B) L’utilité concrète de l’expertise et sa proportion
En application, la juridiction retient que « En l’état de la situation telle que décrite dans l’exposé du litige, il y a lieu de faire droit à la demande d’expertise. » L’existence d’un constat amiable et d’un certificat médical récent établit l’intérêt direct de la mesure sollicitée pour le futur débat indemnitaire. La mission suit la nomenclature usuelle des préjudices, en distinguant notamment le déficit fonctionnel temporaire, la consolidation, les pertes de gains et le préjudice esthétique.
La proportion découle d’un calibrage procédural précis: recours possible à un sapiteur, usage d’une plateforme dématérialisée, consignation contrôlée par la juridiction. L’ordonnance fixe une provision de consignation, assortie de délais et d’un contrôle des opérations, ce qui garantit la loyauté des investigations et la stricte adéquation de la mesure au but probatoire poursuivi.
II) La provision et l’obligation non sérieusement contestable
A) Le cadre de l’article 835 et le statut du passager
Le texte visé permet, « Dans les cas où l’existence de l’obligation n’est pas sérieusement contestable », d’ »accorder une provision au créancier ». La juridiction relève que le droit à indemnisation du passager, heurté à une intersection par un véhicule en manœuvre, n’appelle pas de contestation sérieuse à ce stade. L’absence de comparution de l’assureur ne dispense pas l’examen, mais ne suffit pas davantage à caractériser une difficulté sérieuse, au regard des pièces versées.
L’articulation avec la loi spéciale applicable aux accidents de la circulation conforte l’orientation protectrice du référé.

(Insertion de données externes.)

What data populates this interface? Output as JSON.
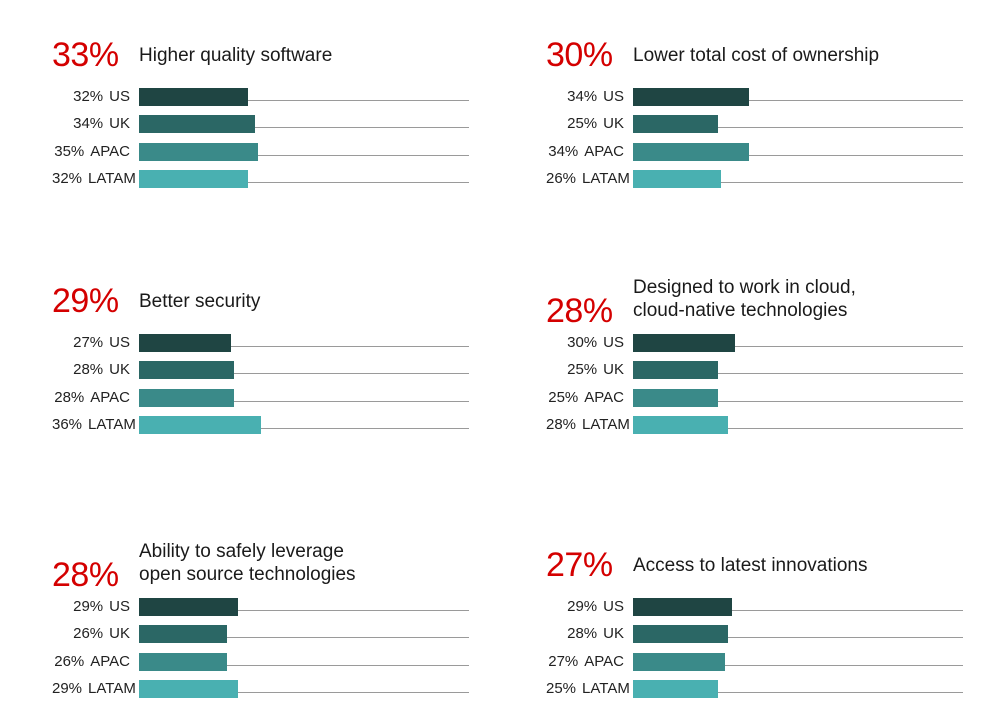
{
  "chart_data": [
    {
      "type": "bar",
      "value": "33%",
      "title": "Higher quality software",
      "categories": [
        "US",
        "UK",
        "APAC",
        "LATAM"
      ],
      "labels": [
        "32%",
        "34%",
        "35%",
        "32%"
      ],
      "values": [
        32,
        34,
        35,
        32
      ]
    },
    {
      "type": "bar",
      "value": "30%",
      "title": "Lower total cost of ownership",
      "categories": [
        "US",
        "UK",
        "APAC",
        "LATAM"
      ],
      "labels": [
        "34%",
        "25%",
        "34%",
        "26%"
      ],
      "values": [
        34,
        25,
        34,
        26
      ]
    },
    {
      "type": "bar",
      "value": "29%",
      "title": "Better security",
      "categories": [
        "US",
        "UK",
        "APAC",
        "LATAM"
      ],
      "labels": [
        "27%",
        "28%",
        "28%",
        "36%"
      ],
      "values": [
        27,
        28,
        28,
        36
      ]
    },
    {
      "type": "bar",
      "value": "28%",
      "title": "Designed to work in cloud,\ncloud-native technologies",
      "categories": [
        "US",
        "UK",
        "APAC",
        "LATAM"
      ],
      "labels": [
        "30%",
        "25%",
        "25%",
        "28%"
      ],
      "values": [
        30,
        25,
        25,
        28
      ]
    },
    {
      "type": "bar",
      "value": "28%",
      "title": "Ability to safely leverage\nopen source technologies",
      "categories": [
        "US",
        "UK",
        "APAC",
        "LATAM"
      ],
      "labels": [
        "29%",
        "26%",
        "26%",
        "29%"
      ],
      "values": [
        29,
        26,
        26,
        29
      ]
    },
    {
      "type": "bar",
      "value": "27%",
      "title": "Access to latest innovations",
      "categories": [
        "US",
        "UK",
        "APAC",
        "LATAM"
      ],
      "labels": [
        "29%",
        "28%",
        "27%",
        "25%"
      ],
      "values": [
        29,
        28,
        27,
        25
      ]
    }
  ],
  "colors": {
    "accent": "#d40000",
    "US": "#1f4543",
    "UK": "#2b6765",
    "APAC": "#3a8a89",
    "LATAM": "#49b0b1",
    "baseline": "#9a9a9a"
  }
}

Le passager, tiers à la conduite, présente un droit à réparation largement admis, sauf hypothèse particulière. Le juge des référés peut ainsi octroyer une avance raisonnable sans empiéter sur l’office du juge du fond, l’expertise ordonnée devant préciser l’étendue des préjudices.
B) La méthode d’évaluation et le lien avec l’expertise
La juridiction adopte une méthode prudente: « Le montant de la provision devant être allouée au demandeur ne peut excéder le montant d’indemnisation au-delà duquel celui-ci devient aléatoire ou incertain. » Elle fixe la somme à 5 000 euros, au regard des éléments médicaux et du caractère non contestable du principe d’indemnisation. L’avance demeure mesurée et compatible avec les aléas d’évaluation réservés à l’instruction.

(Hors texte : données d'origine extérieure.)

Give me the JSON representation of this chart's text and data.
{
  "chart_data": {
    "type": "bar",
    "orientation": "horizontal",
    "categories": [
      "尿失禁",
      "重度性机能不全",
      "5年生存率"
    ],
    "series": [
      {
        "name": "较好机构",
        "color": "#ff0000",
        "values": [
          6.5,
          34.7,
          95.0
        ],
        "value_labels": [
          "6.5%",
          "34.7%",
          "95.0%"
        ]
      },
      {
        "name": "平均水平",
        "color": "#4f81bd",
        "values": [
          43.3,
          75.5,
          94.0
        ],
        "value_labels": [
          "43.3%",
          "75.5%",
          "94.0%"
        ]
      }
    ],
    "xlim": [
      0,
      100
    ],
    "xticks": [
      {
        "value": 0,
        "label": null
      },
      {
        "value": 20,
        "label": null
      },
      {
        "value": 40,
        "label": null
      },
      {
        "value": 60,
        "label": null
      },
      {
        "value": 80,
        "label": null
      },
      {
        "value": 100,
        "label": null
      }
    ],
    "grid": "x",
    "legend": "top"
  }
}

La provision « ad litem » complète le dispositif en facilitant la conduite de l’expertise, à due concurrence des frais pressentis. Le rappel de l’article 700 et la condamnation aux dépens s’inscrivent dans une logique d’équité procédurale, sans anticiper la liquidation finale. L’ensemble reste exécutoire de droit, ce qui préserve la finalité réparatrice immédiate tout en ménageant la plénitude du débat au fond.